Candice Ransom's AMANDA PANDA AND THE BIGGER, BETTER BIRTHDAY

Each summer I like to feature the Children's Literature Faculty at Hollins University, to help celebrate their successes. I kick off this summer's features with the author of over 110 books, Candice Ransom, and her latest picture book...

"Picture Book Sequels, Easy Peasy?”
Candice Ransom

      In the spring of 2015, I was asked by Frances Gilbert of Doubleday to write a picture book about a cute panda character created by an illustrator. This is not my normal way of working, but I was game. Amanda Panda Quits Kindergarten was published in 2017, with illustrations by the fabulous Christine Grove.
     The summer before Kindergarten came out, Frances Gilbert came to Hollins University, where I teach in the Graduate Program in Children’s Literature, to speak to the students. After picking her up at the airport, I drove us to a cafeteria.
     “Shall we talk about a sequel?” Frances said over buttered coconut pie.
     “Hmm. What about a birthday story?” I said.

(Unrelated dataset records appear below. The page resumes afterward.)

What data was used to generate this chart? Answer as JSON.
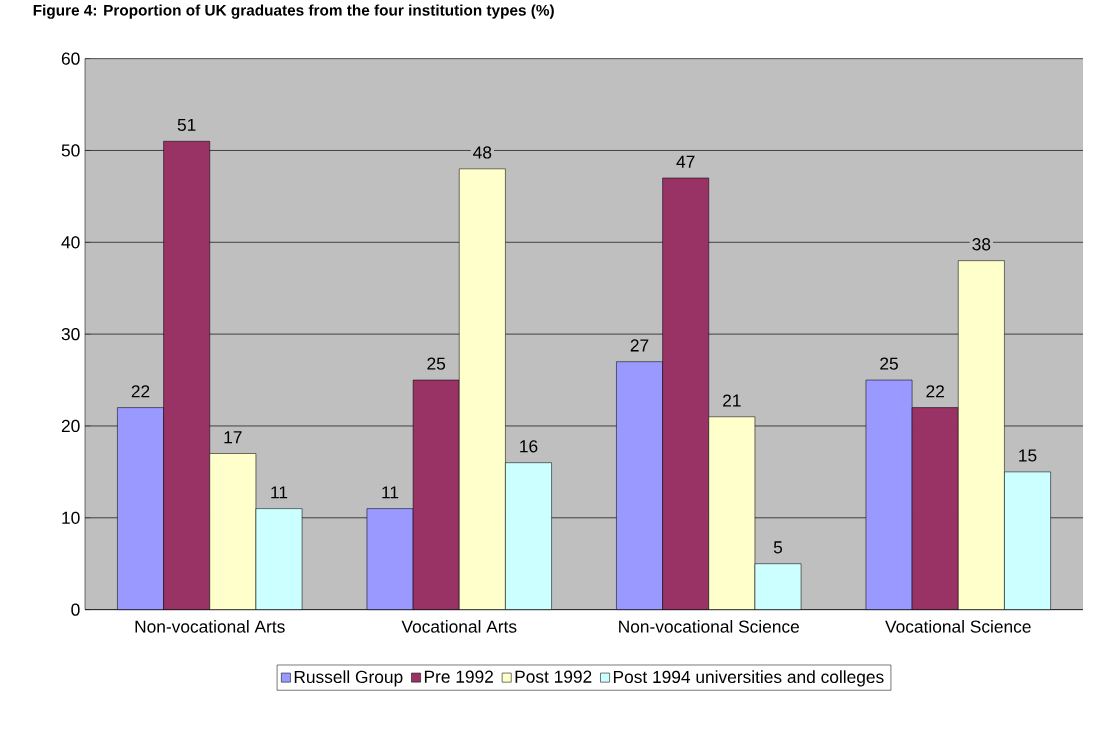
{
  "chart_data": {
    "type": "bar",
    "title": "Figure 4: Proportion of UK graduates from the four institution types (%)",
    "categories": [
      "Non-vocational Arts",
      "Vocational Arts",
      "Non-vocational Science",
      "Vocational Science"
    ],
    "series": [
      {
        "name": "Russell Group",
        "color": "#9999ff",
        "values": [
          22,
          11,
          27,
          25
        ]
      },
      {
        "name": "Pre 1992",
        "color": "#993366",
        "values": [
          51,
          25,
          47,
          22
        ]
      },
      {
        "name": "Post 1992",
        "color": "#ffffcc",
        "values": [
          17,
          48,
          21,
          38
        ]
      },
      {
        "name": "Post 1994 universities and colleges",
        "color": "#ccffff",
        "values": [
          11,
          16,
          5,
          15
        ]
      }
    ],
    "ylim": [
      0,
      60
    ],
    "yticks": [
      0,
      10,
      20,
      30,
      40,
      50,
      60
    ],
    "grid": "y",
    "legend": "bottom",
    "data_labels": true
  }
}
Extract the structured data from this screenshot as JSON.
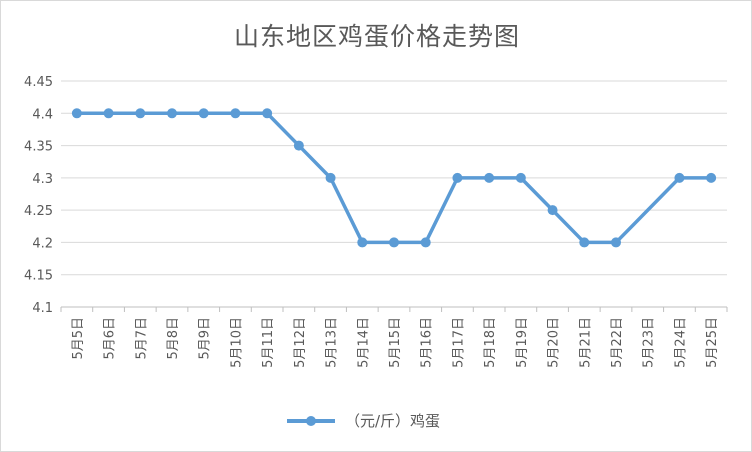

But then our conversation shifted to a vastly more important topic: our cats.
     After Frances’ visit, I took her back to the airport. “What about the sequel?” I asked.
     “The birthday idea sounds good,” she said.
     Was it? It seemed big and vague. Still, how hard would it be to write a sequel?
     Since my work is often rooted in my past, I scrolled through childhood memories and recalled a cousin’s birthday party. Jeani received a big stuffed horse I wanted terribly. I couldn’t understand why she didn’t give me her present. A Kodachrome snapshot from that day shows us in a hammock, my arm possessively around her stuffed horse.
     Still unsure of the plot, I moved into the dining room with a stack of loose leaf paper, a pen, and that photograph. The big, vague idea loomed over me like Mt. Everest. Each morning, I went to my “office,” copied over work from the day before, then chipped away at that mountain with what felt like a toothpick. Some days I added only a few lines. I started writing in September, and finished the story—all 863 words—the first week in November. Tolstoy wrestled less with War and Peace. This isn’t to say I write my picture books in a flash. But since this book was a sequel, there were expectations I had to uphold.
     The character I’d created in the first book changed in the course of that story, but not entirely. That held the door open for a sequel. But I couldn’t set Amanda back to zero, either. The new story walked a fine line between giving the reader a familiar, yet different experience.
     In Amanda Panda and the Bigger, Better Birthday (2018), Amanda doesn’t crave another character’s birthday present, as I did when I was six. Instead I gave her the emotions I felt that day, of wanting to be the star. One of childhood’s hardest lessons is learning to share the stage. Those weeks at the dining room table, I whittled a picture book from a huge block of an idea.
     The finished text reflects none of my fretting (I hope). Christine Grove’s expressive illustrations kept Amanda Panda’s angst on the light side, and elevated frenemy Bitsy to new heights of outrageousness.
     If I’m asked to write another Amanda Panda book, I’ll remember my own hard lesson: have no illusions that sequels are a downhill slide, but a higher mountain to climb.